“Fathers, mothers, remember this:
and if you would not have your children lost to you in after-life —
if you would have your married daughters not forget their old home in the new one —
if you would have sons lend a hand to keep you in the old rose-covered cottage,
instead of letting you go to the naked walls of a workhouse —
make home happy to them when they are young.
Send them out into the world in full belief that there is
‘no place like home, eye, ‘be it ever so homely.'”
-The Royal Path of Life
The back screen door slammed and the sounds of snowy boots being kicked off could be heard.
“Mommy …. mommy … you should see Katie’s gingerbread house,” my youngest daughter called with great enthusiasm, as she pulled her short legs out of her restricting snowsuit. “She has so many candies on the house!

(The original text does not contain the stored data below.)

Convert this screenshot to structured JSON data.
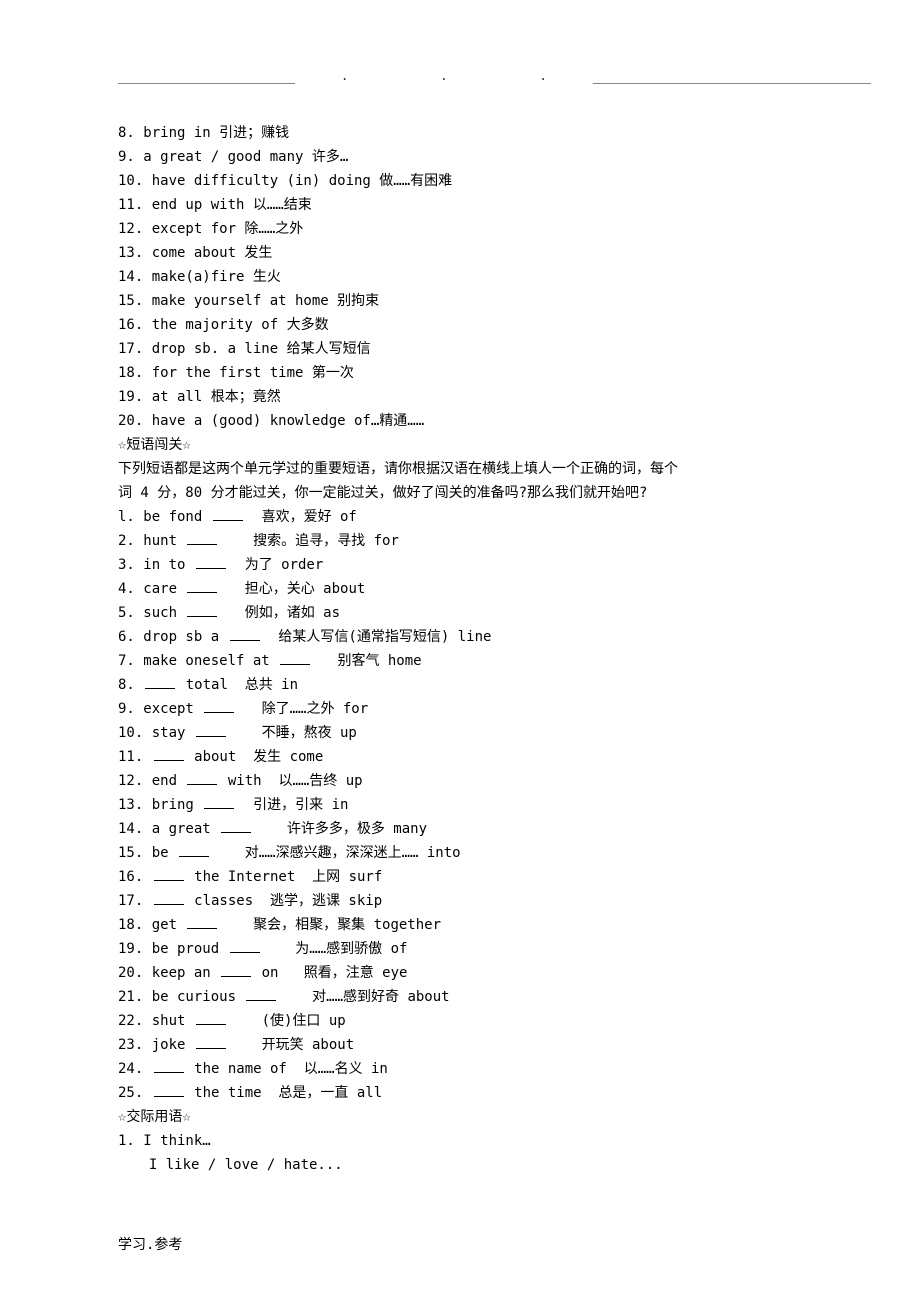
{
  "rule": {
    "u1": "_____________________",
    "dot": ".",
    "u2": "_________________________________"
  },
  "lines": [
    "8. bring in 引进；赚钱",
    "9. a great / good many 许多…",
    "10. have difficulty (in) doing 做……有困难",
    "11. end up with 以……结束",
    "12. except for 除……之外",
    "13. come about 发生",
    "14. make(a)fire 生火",
    "15. make yourself at home 别拘束",
    "16. the majority of 大多数",
    "17. drop sb. a line 给某人写短信",
    "18. for the first time 第一次",
    "19. at all 根本；竟然",
    "20. have a (good) knowledge of…精通……"
  ],
  "section1_title": "☆短语闯关☆",
  "section1_intro1": "下列短语都是这两个单元学过的重要短语，请你根据汉语在横线上填人一个正确的词，每个",
  "section1_intro2": "词 4 分，80 分才能过关，你一定能过关，做好了闯关的准备吗?那么我们就开始吧?",
  "fill_items": [
    {
      "pre": "l. be fond ",
      "post": "  喜欢，爱好 of"
    },
    {
      "pre": "2. hunt ",
      "post": "    搜索。追寻，寻找 for"
    },
    {
      "pre": "3. in to ",
      "post": "  为了 order"
    },
    {
      "pre": "4. care ",
      "post": "   担心，关心 about"
    },
    {
      "pre": "5. such ",
      "post": "   例如，诸如 as"
    },
    {
      "pre": "6. drop sb a ",
      "post": "  给某人写信(通常指写短信) line"
    },
    {
      "pre": "7. make oneself at ",
      "post": "   别客气 home"
    },
    {
      "pre": "8. ",
      "post": " total  总共 in"
    },
    {
      "pre": "9. except ",
      "post": "   除了……之外 for"
    },
    {
      "pre": "10. stay ",
      "post": "    不睡，熬夜 up"
    },
    {
      "pre": "11. ",
      "post": " about  发生 come"
    },
    {
      "pre": "12. end ",
      "post": " with  以……告终 up"
    },
    {
      "pre": "13. bring ",
      "post": "  引进，引来 in"
    },
    {
      "pre": "14. a great ",
      "post": "    许许多多，极多 many"
    },
    {
      "pre": "15. be ",
      "post": "    对……深感兴趣，深深迷上…… into"
    },
    {
      "pre": "16. ",
      "post": " the Internet  上网 surf"
    },
    {
      "pre": "17. ",
      "post": " classes  逃学，逃课 skip"
    },
    {
      "pre": "18. get ",
      "post": "    聚会，相聚，聚集 together"
    },
    {
      "pre": "19. be proud ",
      "post": "    为……感到骄傲 of"
    },
    {
      "pre": "20. keep an ",
      "post": " on   照看，注意 eye"
    },
    {
      "pre": "21. be curious ",
      "post": "    对……感到好奇 about"
    },
    {
      "pre": "22. shut ",
      "post": "    (使)住口 up"
    },
    {
      "pre": "23. joke ",
      "post": "    开玩笑 about"
    },
    {
      "pre": "24. ",
      "post": " the name of  以……名义 in"
    },
    {
      "pre": "25. ",
      "post": " the time  总是，一直 all"
    }
  ],
  "section2_title": "☆交际用语☆",
  "section2_lines": [
    "1. I think…",
    "  I like / love / hate..."
  ],
  "footer": "学习.参考"
}
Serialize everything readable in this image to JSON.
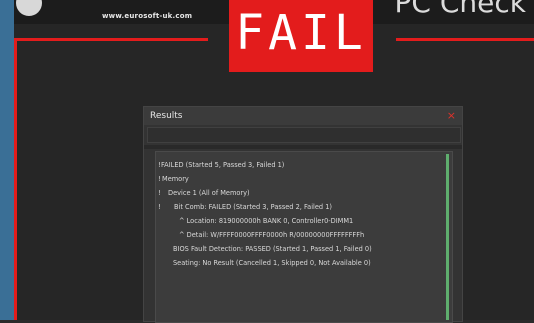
{
  "header": {
    "site_url": "www.eurosoft-uk.com",
    "brand_fragment": "PC Check"
  },
  "banner": {
    "status_text": "FAIL"
  },
  "dialog": {
    "title": "Results",
    "close_glyph": "×",
    "lines": [
      {
        "marker": "!",
        "text": "FAILED (Started 5, Passed 3, Failed 1)"
      },
      {
        "marker": "!",
        "text": "Memory"
      },
      {
        "marker": "!",
        "text": "Device 1 (All of Memory)"
      },
      {
        "marker": "!",
        "text": "Bit Comb: FAILED (Started 3, Passed 2, Failed 1)"
      },
      {
        "marker": "",
        "text": "^ Location: 819000000h BANK 0, Controller0-DIMM1"
      },
      {
        "marker": "",
        "text": "^ Detail: W/FFFF0000FFFF0000h R/00000000FFFFFFFFh"
      },
      {
        "marker": "",
        "text": "BIOS Fault Detection: PASSED (Started 1, Passed 1, Failed 0)"
      },
      {
        "marker": "",
        "text": "Seating: No Result (Cancelled 1, Skipped 0, Not Available 0)"
      }
    ]
  },
  "colors": {
    "accent_red": "#e31c1c",
    "frame_blue": "#3a6f96",
    "scroll_green": "#5fae6e"
  }
}
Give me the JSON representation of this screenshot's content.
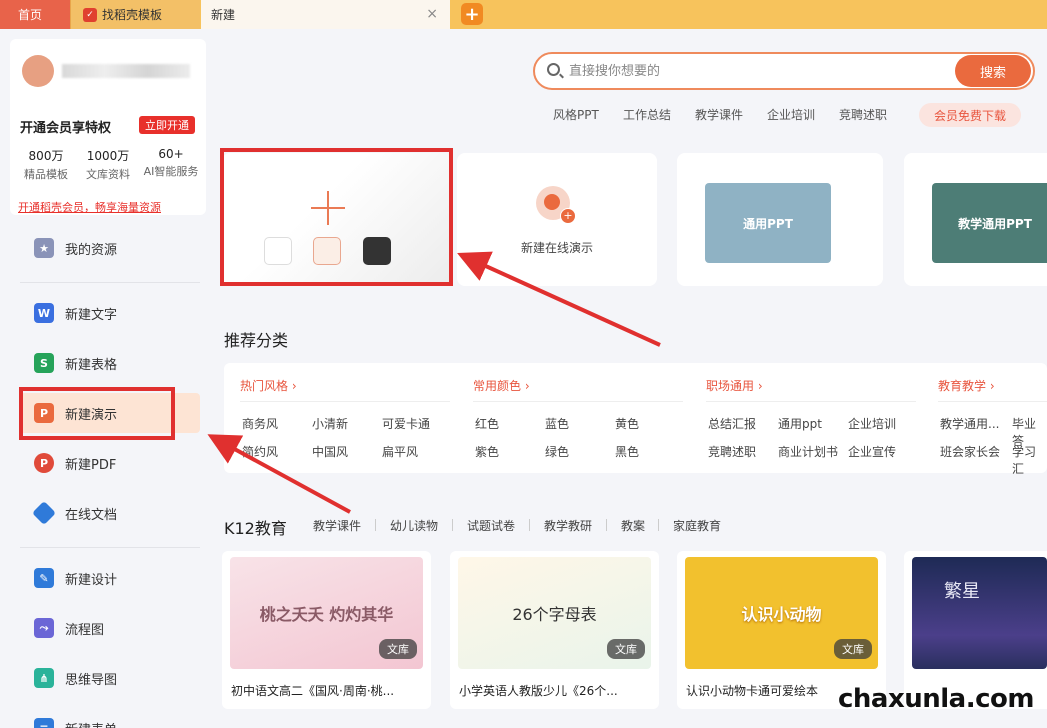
{
  "tabs": {
    "home": "首页",
    "daoke": "找稻壳模板",
    "current": "新建",
    "close": "×",
    "add": "+"
  },
  "member": {
    "vip_text": "开通会员享特权",
    "vip_button": "立即开通",
    "stats": [
      {
        "num": "800万",
        "label": "精品模板"
      },
      {
        "num": "1000万",
        "label": "文库资料"
      },
      {
        "num": "60+",
        "label": "AI智能服务"
      }
    ],
    "promo_link": "开通稻壳会员，畅享海量资源"
  },
  "sidebar": {
    "items": [
      {
        "label": "我的资源",
        "icon": "star-icon",
        "color": "#8a93b8"
      },
      {
        "label": "新建文字",
        "icon": "W",
        "color": "#3a6fe0"
      },
      {
        "label": "新建表格",
        "icon": "S",
        "color": "#26a35a"
      },
      {
        "label": "新建演示",
        "icon": "P",
        "color": "#ea6a3e"
      },
      {
        "label": "新建PDF",
        "icon": "pdf-icon",
        "color": "#e04a3a"
      },
      {
        "label": "在线文档",
        "icon": "cube-icon",
        "color": "#2f7ad9"
      },
      {
        "label": "新建设计",
        "icon": "design-icon",
        "color": "#2f7ad9"
      },
      {
        "label": "流程图",
        "icon": "flow-icon",
        "color": "#6b66d6"
      },
      {
        "label": "思维导图",
        "icon": "mindmap-icon",
        "color": "#2ab39a"
      },
      {
        "label": "新建表单",
        "icon": "form-icon",
        "color": "#2f7ad9"
      }
    ]
  },
  "search": {
    "placeholder": "直接搜你想要的",
    "button": "搜索",
    "hot": [
      "风格PPT",
      "工作总结",
      "教学课件",
      "企业培训",
      "竞聘述职"
    ],
    "vip_download": "会员免费下载"
  },
  "create": {
    "online_label": "新建在线演示",
    "templates": [
      "通用PPT",
      "教学通用PPT"
    ],
    "swatch_colors": [
      "#ffffff",
      "#fbeee6",
      "#333333"
    ]
  },
  "recommend": {
    "title": "推荐分类",
    "groups": [
      {
        "head": "热门风格",
        "items": [
          "商务风",
          "小清新",
          "可爱卡通",
          "简约风",
          "中国风",
          "扁平风"
        ]
      },
      {
        "head": "常用颜色",
        "items": [
          "红色",
          "蓝色",
          "黄色",
          "紫色",
          "绿色",
          "黑色"
        ]
      },
      {
        "head": "职场通用",
        "items": [
          "总结汇报",
          "通用ppt",
          "企业培训",
          "竞聘述职",
          "商业计划书",
          "企业宣传"
        ]
      },
      {
        "head": "教育教学",
        "items": [
          "教学通用...",
          "毕业答",
          "班会家长会",
          "学习汇"
        ]
      }
    ]
  },
  "k12": {
    "title": "K12教育",
    "tabs": [
      "教学课件",
      "幼儿读物",
      "试题试卷",
      "教学教研",
      "教案",
      "家庭教育"
    ],
    "cards": [
      {
        "thumb": "桃之夭夭 灼灼其华",
        "badge": "文库",
        "title": "初中语文高二《国风·周南·桃..."
      },
      {
        "thumb": "26个字母表",
        "badge": "文库",
        "title": "小学英语人教版少儿《26个..."
      },
      {
        "thumb": "认识小动物",
        "badge": "文库",
        "title": "认识小动物卡通可爱绘本"
      },
      {
        "thumb": "繁星",
        "badge": "",
        "title": ""
      }
    ]
  },
  "watermark": "chaxunla.com"
}
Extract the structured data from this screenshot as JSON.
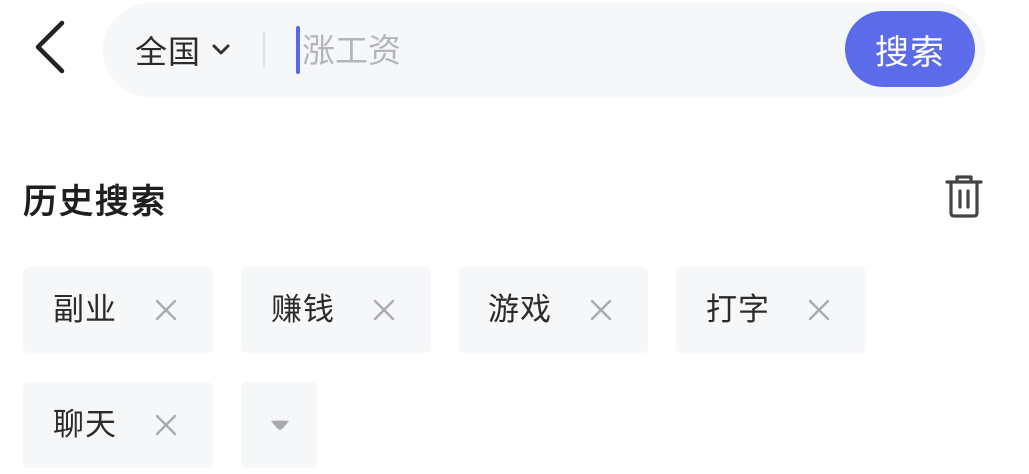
{
  "header": {
    "region_label": "全国",
    "search_placeholder": "涨工资",
    "search_value": "",
    "search_button_label": "搜索",
    "accent_color": "#5b6bea"
  },
  "history": {
    "title": "历史搜索",
    "tags": [
      {
        "label": "副业"
      },
      {
        "label": "赚钱"
      },
      {
        "label": "游戏"
      },
      {
        "label": "打字"
      },
      {
        "label": "聊天"
      }
    ],
    "icons": {
      "back": "chevron-left-icon",
      "region_toggle": "chevron-down-icon",
      "clear": "trash-icon",
      "remove": "close-icon",
      "expand": "caret-down-icon"
    }
  }
}
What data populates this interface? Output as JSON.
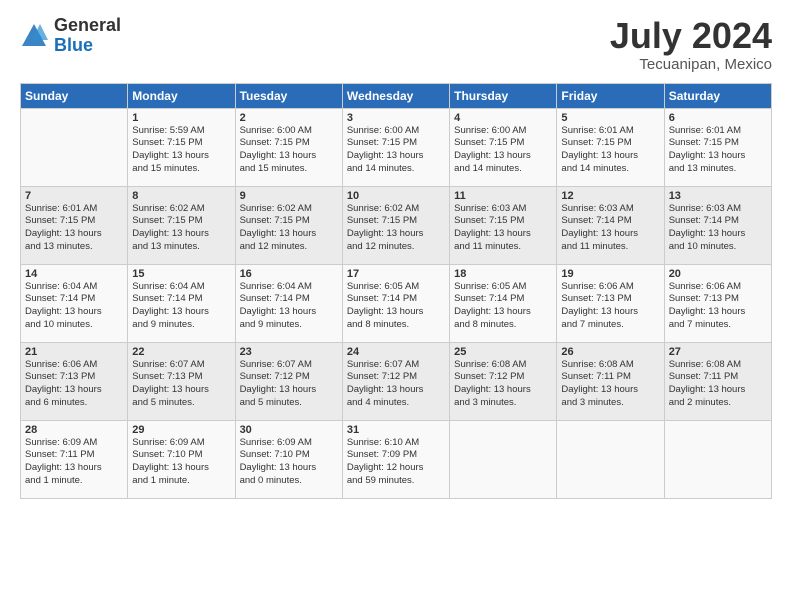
{
  "logo": {
    "general": "General",
    "blue": "Blue"
  },
  "title": "July 2024",
  "location": "Tecuanipan, Mexico",
  "days_of_week": [
    "Sunday",
    "Monday",
    "Tuesday",
    "Wednesday",
    "Thursday",
    "Friday",
    "Saturday"
  ],
  "weeks": [
    [
      {
        "day": "",
        "info": ""
      },
      {
        "day": "1",
        "info": "Sunrise: 5:59 AM\nSunset: 7:15 PM\nDaylight: 13 hours\nand 15 minutes."
      },
      {
        "day": "2",
        "info": "Sunrise: 6:00 AM\nSunset: 7:15 PM\nDaylight: 13 hours\nand 15 minutes."
      },
      {
        "day": "3",
        "info": "Sunrise: 6:00 AM\nSunset: 7:15 PM\nDaylight: 13 hours\nand 14 minutes."
      },
      {
        "day": "4",
        "info": "Sunrise: 6:00 AM\nSunset: 7:15 PM\nDaylight: 13 hours\nand 14 minutes."
      },
      {
        "day": "5",
        "info": "Sunrise: 6:01 AM\nSunset: 7:15 PM\nDaylight: 13 hours\nand 14 minutes."
      },
      {
        "day": "6",
        "info": "Sunrise: 6:01 AM\nSunset: 7:15 PM\nDaylight: 13 hours\nand 13 minutes."
      }
    ],
    [
      {
        "day": "7",
        "info": "Sunrise: 6:01 AM\nSunset: 7:15 PM\nDaylight: 13 hours\nand 13 minutes."
      },
      {
        "day": "8",
        "info": "Sunrise: 6:02 AM\nSunset: 7:15 PM\nDaylight: 13 hours\nand 13 minutes."
      },
      {
        "day": "9",
        "info": "Sunrise: 6:02 AM\nSunset: 7:15 PM\nDaylight: 13 hours\nand 12 minutes."
      },
      {
        "day": "10",
        "info": "Sunrise: 6:02 AM\nSunset: 7:15 PM\nDaylight: 13 hours\nand 12 minutes."
      },
      {
        "day": "11",
        "info": "Sunrise: 6:03 AM\nSunset: 7:15 PM\nDaylight: 13 hours\nand 11 minutes."
      },
      {
        "day": "12",
        "info": "Sunrise: 6:03 AM\nSunset: 7:14 PM\nDaylight: 13 hours\nand 11 minutes."
      },
      {
        "day": "13",
        "info": "Sunrise: 6:03 AM\nSunset: 7:14 PM\nDaylight: 13 hours\nand 10 minutes."
      }
    ],
    [
      {
        "day": "14",
        "info": "Sunrise: 6:04 AM\nSunset: 7:14 PM\nDaylight: 13 hours\nand 10 minutes."
      },
      {
        "day": "15",
        "info": "Sunrise: 6:04 AM\nSunset: 7:14 PM\nDaylight: 13 hours\nand 9 minutes."
      },
      {
        "day": "16",
        "info": "Sunrise: 6:04 AM\nSunset: 7:14 PM\nDaylight: 13 hours\nand 9 minutes."
      },
      {
        "day": "17",
        "info": "Sunrise: 6:05 AM\nSunset: 7:14 PM\nDaylight: 13 hours\nand 8 minutes."
      },
      {
        "day": "18",
        "info": "Sunrise: 6:05 AM\nSunset: 7:14 PM\nDaylight: 13 hours\nand 8 minutes."
      },
      {
        "day": "19",
        "info": "Sunrise: 6:06 AM\nSunset: 7:13 PM\nDaylight: 13 hours\nand 7 minutes."
      },
      {
        "day": "20",
        "info": "Sunrise: 6:06 AM\nSunset: 7:13 PM\nDaylight: 13 hours\nand 7 minutes."
      }
    ],
    [
      {
        "day": "21",
        "info": "Sunrise: 6:06 AM\nSunset: 7:13 PM\nDaylight: 13 hours\nand 6 minutes."
      },
      {
        "day": "22",
        "info": "Sunrise: 6:07 AM\nSunset: 7:13 PM\nDaylight: 13 hours\nand 5 minutes."
      },
      {
        "day": "23",
        "info": "Sunrise: 6:07 AM\nSunset: 7:12 PM\nDaylight: 13 hours\nand 5 minutes."
      },
      {
        "day": "24",
        "info": "Sunrise: 6:07 AM\nSunset: 7:12 PM\nDaylight: 13 hours\nand 4 minutes."
      },
      {
        "day": "25",
        "info": "Sunrise: 6:08 AM\nSunset: 7:12 PM\nDaylight: 13 hours\nand 3 minutes."
      },
      {
        "day": "26",
        "info": "Sunrise: 6:08 AM\nSunset: 7:11 PM\nDaylight: 13 hours\nand 3 minutes."
      },
      {
        "day": "27",
        "info": "Sunrise: 6:08 AM\nSunset: 7:11 PM\nDaylight: 13 hours\nand 2 minutes."
      }
    ],
    [
      {
        "day": "28",
        "info": "Sunrise: 6:09 AM\nSunset: 7:11 PM\nDaylight: 13 hours\nand 1 minute."
      },
      {
        "day": "29",
        "info": "Sunrise: 6:09 AM\nSunset: 7:10 PM\nDaylight: 13 hours\nand 1 minute."
      },
      {
        "day": "30",
        "info": "Sunrise: 6:09 AM\nSunset: 7:10 PM\nDaylight: 13 hours\nand 0 minutes."
      },
      {
        "day": "31",
        "info": "Sunrise: 6:10 AM\nSunset: 7:09 PM\nDaylight: 12 hours\nand 59 minutes."
      },
      {
        "day": "",
        "info": ""
      },
      {
        "day": "",
        "info": ""
      },
      {
        "day": "",
        "info": ""
      }
    ]
  ]
}
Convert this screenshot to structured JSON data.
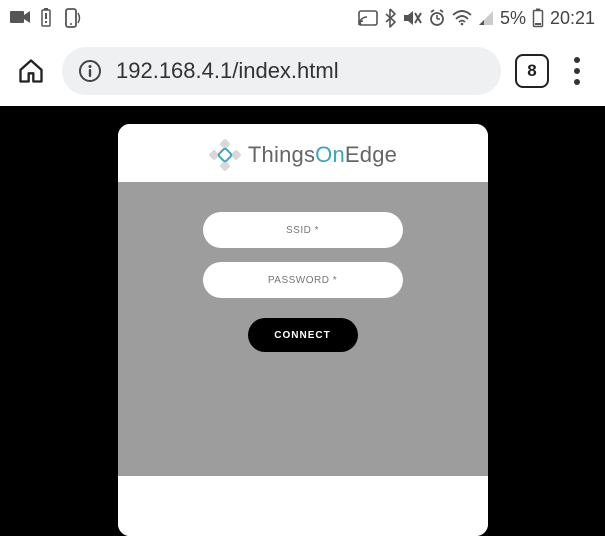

Pink and red and green!”
Her little freckled cheeks were rosy with the flush of outdoor play and, more than likely, tinged with the merry excitement of seeing the next door neighbour’s fantastic gingerbread creation.
“Oh yes,” I mumbled, while picking up stray mittens and clipping them to the makeshift drying line we have strung near the woodstove.
“Can’t we make one?” questioned the five year old sweetheart, looking up innocently at me.
Oh dear, I thought, silently cringing inside.
Gingerbread houses.
For eight children?
While I have fond memories of making candy-loaded, super-topped-iced gingerbread houses with my grandmother in her cozy home as a child, the world of gingerbread houses is completely different now that I’m wearing the other motherly-worn slipper.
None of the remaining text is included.